Aku pun tidak tahu mengapa Tuhan menciptakan permukaanku sunyi tanpa penghuni. Iya,
saat itu aku merasa sepi. Hampa dan melompong tanpa pernah tahu hangatnya
keramaian.
Namun rupanya Tuhan
memang Maha Baik. Tuhan memasangkanku dengan Bumi. Planet dimana terdapat banyak
kehidupan. Permukaan Bumi tidak pernah sunyi, seringkali aku mendengar
sayup-sayup panggilan yang terasa asing bagiku.
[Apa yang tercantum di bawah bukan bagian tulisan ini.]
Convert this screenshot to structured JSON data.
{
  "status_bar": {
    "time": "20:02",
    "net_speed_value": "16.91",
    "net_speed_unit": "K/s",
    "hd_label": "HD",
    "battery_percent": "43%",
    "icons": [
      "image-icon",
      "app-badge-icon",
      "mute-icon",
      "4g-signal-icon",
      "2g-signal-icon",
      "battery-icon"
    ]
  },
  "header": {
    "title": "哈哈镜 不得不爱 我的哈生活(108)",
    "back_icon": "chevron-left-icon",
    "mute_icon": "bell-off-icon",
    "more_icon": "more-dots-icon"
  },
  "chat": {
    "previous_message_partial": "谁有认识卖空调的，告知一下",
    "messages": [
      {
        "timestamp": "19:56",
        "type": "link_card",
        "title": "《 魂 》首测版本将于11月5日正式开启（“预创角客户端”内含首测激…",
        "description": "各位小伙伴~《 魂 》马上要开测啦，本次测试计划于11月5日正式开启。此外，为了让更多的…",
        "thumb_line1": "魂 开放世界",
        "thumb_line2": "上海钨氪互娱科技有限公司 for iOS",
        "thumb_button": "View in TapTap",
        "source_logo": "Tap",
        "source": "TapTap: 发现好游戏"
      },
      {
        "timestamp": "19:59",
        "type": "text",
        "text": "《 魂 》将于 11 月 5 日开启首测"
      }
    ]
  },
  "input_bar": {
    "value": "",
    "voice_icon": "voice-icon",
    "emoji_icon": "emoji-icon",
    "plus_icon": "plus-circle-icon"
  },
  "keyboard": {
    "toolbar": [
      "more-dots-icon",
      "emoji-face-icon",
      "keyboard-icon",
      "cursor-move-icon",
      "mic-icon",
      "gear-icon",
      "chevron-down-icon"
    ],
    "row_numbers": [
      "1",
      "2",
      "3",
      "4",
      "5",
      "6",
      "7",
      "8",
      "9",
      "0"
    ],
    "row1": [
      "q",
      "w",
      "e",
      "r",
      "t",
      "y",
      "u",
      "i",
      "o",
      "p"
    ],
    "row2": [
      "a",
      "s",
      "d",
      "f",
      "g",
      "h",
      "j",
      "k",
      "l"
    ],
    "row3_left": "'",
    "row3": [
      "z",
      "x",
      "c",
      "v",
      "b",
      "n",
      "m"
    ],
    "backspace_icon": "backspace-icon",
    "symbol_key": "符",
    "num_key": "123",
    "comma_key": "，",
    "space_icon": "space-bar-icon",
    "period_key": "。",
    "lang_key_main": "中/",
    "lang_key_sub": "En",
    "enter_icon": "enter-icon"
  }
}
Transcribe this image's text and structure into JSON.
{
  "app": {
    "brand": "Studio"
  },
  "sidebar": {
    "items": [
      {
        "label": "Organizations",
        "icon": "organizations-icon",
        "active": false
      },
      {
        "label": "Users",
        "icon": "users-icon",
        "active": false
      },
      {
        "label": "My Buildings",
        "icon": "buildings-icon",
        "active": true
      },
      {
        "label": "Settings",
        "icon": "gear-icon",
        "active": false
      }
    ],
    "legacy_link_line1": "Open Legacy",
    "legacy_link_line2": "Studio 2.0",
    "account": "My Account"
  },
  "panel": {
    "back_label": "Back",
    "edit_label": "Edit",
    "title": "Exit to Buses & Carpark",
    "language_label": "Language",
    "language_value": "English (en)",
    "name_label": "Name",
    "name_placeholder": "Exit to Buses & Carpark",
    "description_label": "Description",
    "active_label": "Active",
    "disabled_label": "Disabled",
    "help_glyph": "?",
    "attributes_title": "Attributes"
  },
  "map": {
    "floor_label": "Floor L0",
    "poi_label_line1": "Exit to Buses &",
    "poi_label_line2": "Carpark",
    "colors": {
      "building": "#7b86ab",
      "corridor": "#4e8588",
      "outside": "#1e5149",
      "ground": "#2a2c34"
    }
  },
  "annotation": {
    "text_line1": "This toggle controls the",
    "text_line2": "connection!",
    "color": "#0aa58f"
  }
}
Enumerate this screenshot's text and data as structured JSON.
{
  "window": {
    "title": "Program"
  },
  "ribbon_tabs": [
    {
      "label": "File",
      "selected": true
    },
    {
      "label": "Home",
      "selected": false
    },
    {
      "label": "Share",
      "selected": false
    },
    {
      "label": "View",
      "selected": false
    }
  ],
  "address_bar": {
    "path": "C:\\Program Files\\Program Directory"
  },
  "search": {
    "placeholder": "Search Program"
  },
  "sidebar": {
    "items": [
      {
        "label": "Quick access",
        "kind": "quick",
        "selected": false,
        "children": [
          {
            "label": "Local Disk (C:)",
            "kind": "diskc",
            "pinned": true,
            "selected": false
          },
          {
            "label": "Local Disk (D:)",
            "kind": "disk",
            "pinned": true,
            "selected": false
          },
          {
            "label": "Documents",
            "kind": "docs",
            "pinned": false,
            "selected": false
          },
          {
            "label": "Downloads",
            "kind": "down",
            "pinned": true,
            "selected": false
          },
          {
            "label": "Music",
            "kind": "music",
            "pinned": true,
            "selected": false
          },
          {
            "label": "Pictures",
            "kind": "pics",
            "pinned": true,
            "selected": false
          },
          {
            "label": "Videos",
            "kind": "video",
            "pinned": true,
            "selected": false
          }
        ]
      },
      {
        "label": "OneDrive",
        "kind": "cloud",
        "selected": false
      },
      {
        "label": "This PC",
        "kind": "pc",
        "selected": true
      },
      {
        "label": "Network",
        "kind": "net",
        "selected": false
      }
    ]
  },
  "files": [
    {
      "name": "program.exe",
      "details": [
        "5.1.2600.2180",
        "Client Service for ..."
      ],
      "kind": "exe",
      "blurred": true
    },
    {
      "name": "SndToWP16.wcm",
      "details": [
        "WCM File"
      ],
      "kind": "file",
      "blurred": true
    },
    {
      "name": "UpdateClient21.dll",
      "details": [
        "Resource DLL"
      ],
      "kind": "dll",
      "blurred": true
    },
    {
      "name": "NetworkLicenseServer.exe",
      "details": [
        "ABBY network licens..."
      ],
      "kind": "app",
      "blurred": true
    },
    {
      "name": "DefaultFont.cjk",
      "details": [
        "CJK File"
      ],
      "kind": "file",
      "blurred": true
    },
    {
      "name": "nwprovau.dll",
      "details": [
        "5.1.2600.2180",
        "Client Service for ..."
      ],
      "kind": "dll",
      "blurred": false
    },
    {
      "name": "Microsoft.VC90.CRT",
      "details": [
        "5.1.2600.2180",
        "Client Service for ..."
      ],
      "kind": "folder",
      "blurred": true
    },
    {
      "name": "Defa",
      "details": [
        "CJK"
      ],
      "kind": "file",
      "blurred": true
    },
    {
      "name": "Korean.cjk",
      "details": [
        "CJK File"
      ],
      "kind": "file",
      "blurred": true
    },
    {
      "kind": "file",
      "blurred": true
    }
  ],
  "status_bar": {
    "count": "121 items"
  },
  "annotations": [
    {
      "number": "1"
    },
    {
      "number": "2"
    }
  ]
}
Menurut Bumi, setiap datang
panggilan itu para manusia berbondong datang ke suatu tempat untuk berdoa
kepada Sang Pencipta.
“Pasti menyenangkan
memiliki penghuni seperti mereka.” ujarku saat kami berpapasan dalam fenomena
gerhana matahari.
“Tidak juga. Aku nyaris
ketakutan setiap kali menghadapi fenomena seperti ini.” sahut Bumi nampak
tegang dari biasanya.
“Kau tidak suka bertemu
denganku secara langsung, Bumi?” tanyaku heran. Padahal aku sangat menantikan
fenomena langka seperti ini.
“Bukan, bukan itu
maksudku…. Maksudku, aku sangat senang dapat bertemu langsung denganmu. Namun
juga ketakutan jika Tuhan menghendaki hal lain terjadi pada cakrawala ini.”
“Mengapa takut?
Bukankah kita sudah menjalankan perintah Tuhan dengan selalu berotasi mengikuti
skenario-Nya?”
“Kau mungkin tidak tahu
rasanya menjadi pijakan bagi makhluk bernama manusia.” lanjut Bumi nampak
sendu.
“Hei, bukankah mereka
setiap harinya selalu berdoa kepada Tuhan? Apalagi ketika fenomena ini
berlangsung, aku mendengar banyak puja-puji untuk Tuhan.”
“Mereka—manusia itu
tidak seluruhnya memuji dan mengagungkan Tuhan. Kebanyakan dari mereka justru
menjadi pendosa. Beberapa bagian dari tubuhku mereka keruk tidak henti.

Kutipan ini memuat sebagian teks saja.